226. "TRÁS-OS-MONTES" na "Positif"
Trás Os Montes
Trás Os Montés ne se présente pas comme un documentaire, ni même comme un document sur la réalité sociale et culturelle de cette région de Trás os Montés, Nord-Est du Portugal. Pour cela il eût fallu que cette réalité fût connue d'avance, qu'elle existe a priori avant l'oeuvre d'Antonio Reis et Margarida Cordeiro vient d'avoir fait de la caméra un moyen d'investigation plutôt qu'un objet d'enregistrement.
Le premier plan du film découvre une chaîne de montagnes au cours d'un lent panoramique tandis que la bande sonore réinvente les bruits de la nature, un chant perdu dans la montagne, les mouvements des troupeaux. À la manière de ces cinéastes qui dévoilent toute la thématique de leur oeuvre dès les premières images, au moment où la disponibilité du spectateur est la plus éveillée - mais aussi la moins avertie - cette ouverture pose d'emblée le sujet du film. Les montagnes qui font écran, qui isolent leurs habitants aux confins d'un autre monde situent en même temps le lieu de la caméra: nous sommes à l'intérieur, et c'est de l'intérieur que le regard des cinéastes fouille la réalité et les mythes de cette région. De même que Barbara Kopple était avec les mineurs grévistes de Harlan County USA, de même Antonio Reis et Margarida Cordeiro sont du côté de ceux qu'ils filment: chaque personnage filmé ne l'a été qu'au bout d'une longue et patiente expérience, qui ne peut être que celle de l'amour. Dans Trás os Montés, on ne trouve pas de pittoresque mais des mythes: les auteurs ne font pas décrire, ils inventent, ils rêvent.
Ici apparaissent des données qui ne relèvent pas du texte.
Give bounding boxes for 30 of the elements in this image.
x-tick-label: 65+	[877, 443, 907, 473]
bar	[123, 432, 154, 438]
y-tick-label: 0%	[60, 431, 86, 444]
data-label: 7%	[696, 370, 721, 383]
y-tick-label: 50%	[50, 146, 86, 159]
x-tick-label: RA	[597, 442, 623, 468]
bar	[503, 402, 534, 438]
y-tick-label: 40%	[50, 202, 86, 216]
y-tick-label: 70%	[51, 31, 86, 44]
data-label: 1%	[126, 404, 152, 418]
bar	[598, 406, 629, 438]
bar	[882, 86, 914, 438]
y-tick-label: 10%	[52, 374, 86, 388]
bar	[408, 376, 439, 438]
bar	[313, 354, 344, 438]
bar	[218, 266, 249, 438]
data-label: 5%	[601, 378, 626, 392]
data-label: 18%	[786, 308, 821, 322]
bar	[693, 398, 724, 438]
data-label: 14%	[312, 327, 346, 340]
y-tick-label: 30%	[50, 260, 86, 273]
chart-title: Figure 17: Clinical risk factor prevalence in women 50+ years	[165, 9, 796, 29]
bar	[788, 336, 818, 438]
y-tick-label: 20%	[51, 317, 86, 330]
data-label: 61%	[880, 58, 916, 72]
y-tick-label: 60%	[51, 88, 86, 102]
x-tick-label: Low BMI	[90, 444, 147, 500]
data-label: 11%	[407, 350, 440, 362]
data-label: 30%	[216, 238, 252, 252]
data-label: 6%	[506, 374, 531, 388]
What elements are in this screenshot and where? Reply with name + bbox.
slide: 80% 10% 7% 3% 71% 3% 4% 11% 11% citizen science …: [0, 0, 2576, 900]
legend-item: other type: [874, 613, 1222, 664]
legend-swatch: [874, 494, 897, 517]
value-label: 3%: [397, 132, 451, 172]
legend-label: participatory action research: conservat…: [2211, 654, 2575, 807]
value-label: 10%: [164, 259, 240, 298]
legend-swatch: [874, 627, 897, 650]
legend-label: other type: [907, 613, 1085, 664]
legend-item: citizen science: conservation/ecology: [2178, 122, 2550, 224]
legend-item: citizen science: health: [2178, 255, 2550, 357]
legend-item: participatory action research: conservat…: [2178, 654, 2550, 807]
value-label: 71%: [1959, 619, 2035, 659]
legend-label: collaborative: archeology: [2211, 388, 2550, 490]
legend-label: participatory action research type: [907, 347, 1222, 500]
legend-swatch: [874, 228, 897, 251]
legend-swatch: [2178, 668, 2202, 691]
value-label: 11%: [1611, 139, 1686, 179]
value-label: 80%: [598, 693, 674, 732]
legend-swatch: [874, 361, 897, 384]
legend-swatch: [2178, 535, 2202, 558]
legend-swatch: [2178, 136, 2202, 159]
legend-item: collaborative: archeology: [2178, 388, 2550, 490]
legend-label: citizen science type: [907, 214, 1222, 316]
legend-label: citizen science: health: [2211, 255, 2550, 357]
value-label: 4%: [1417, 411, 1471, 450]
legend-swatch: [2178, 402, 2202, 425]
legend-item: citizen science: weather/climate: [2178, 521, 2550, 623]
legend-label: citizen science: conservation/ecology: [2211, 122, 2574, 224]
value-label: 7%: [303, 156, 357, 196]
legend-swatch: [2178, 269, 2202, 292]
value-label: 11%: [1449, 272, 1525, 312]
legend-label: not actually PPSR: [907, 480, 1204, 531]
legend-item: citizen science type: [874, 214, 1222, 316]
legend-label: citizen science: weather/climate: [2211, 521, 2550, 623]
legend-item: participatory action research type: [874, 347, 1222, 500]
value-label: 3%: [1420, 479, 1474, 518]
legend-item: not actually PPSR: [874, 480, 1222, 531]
Si la musique donne une idée de l'espace comme le disait Baudelaire, il en va à plus forte raison de même pour le son. De ces premiers sons de la montagne jusqu'au hurlement stridente de la sirène dans les plans de la fin, il semble que ce soit le son qui donne au film sa dimension réaliste tandis que les images tendent constamment à poétiser le réel (lumière chaude du soleil couchant, cristaux de glace au bord des ruisseaux, apparitions des femmes dans les blocs de rochers noirs, volutes blanches de la fumée du train, etc.) ou à dissoudre l'espace dans la durée: long plan de route sur une carriole qui s'enfuit à l'horizon, nombreux panoramiques et en particulier celui de 360º sur les visages des habitants réunis dans la tour du monastère. À se perdre dans l'espace on se perd dans le temps, ou plutôt le temps perd sa durée, il devient extensible à l'infini: pendant que les enfants jouent et roulent sur l'herbe ils rencontrent des femmes d'un autre âge qui les invitent à rester avec elles. Lorsqu'ils retrouvent le village, plusieurs générations se sont écoulées, comme dans la légende contée par Hugo du beau Pécopin et de la belle Beaudour, où la partie de chasse dure cent ans.
Eloignée de tout repère social ou politique tangible, la région du Trás Os Montés n'a pour tout recours que de vivre sur le fond mythologique immuable de ses traditions et de son histoire. C'est le mérite de ce beau film que d'avoir révélé cette permanence de la légende au coeur de cette réalité paysanne: sous l'oeil magique de la caméra, c'est la réalité qui devient mythique, c'est le mythe qui devient sensible.
Philippe Le Guay
Revista Positif, n.º 208/209, secção de A a Z, p. 117-118, de Julho/Agosto de 1978.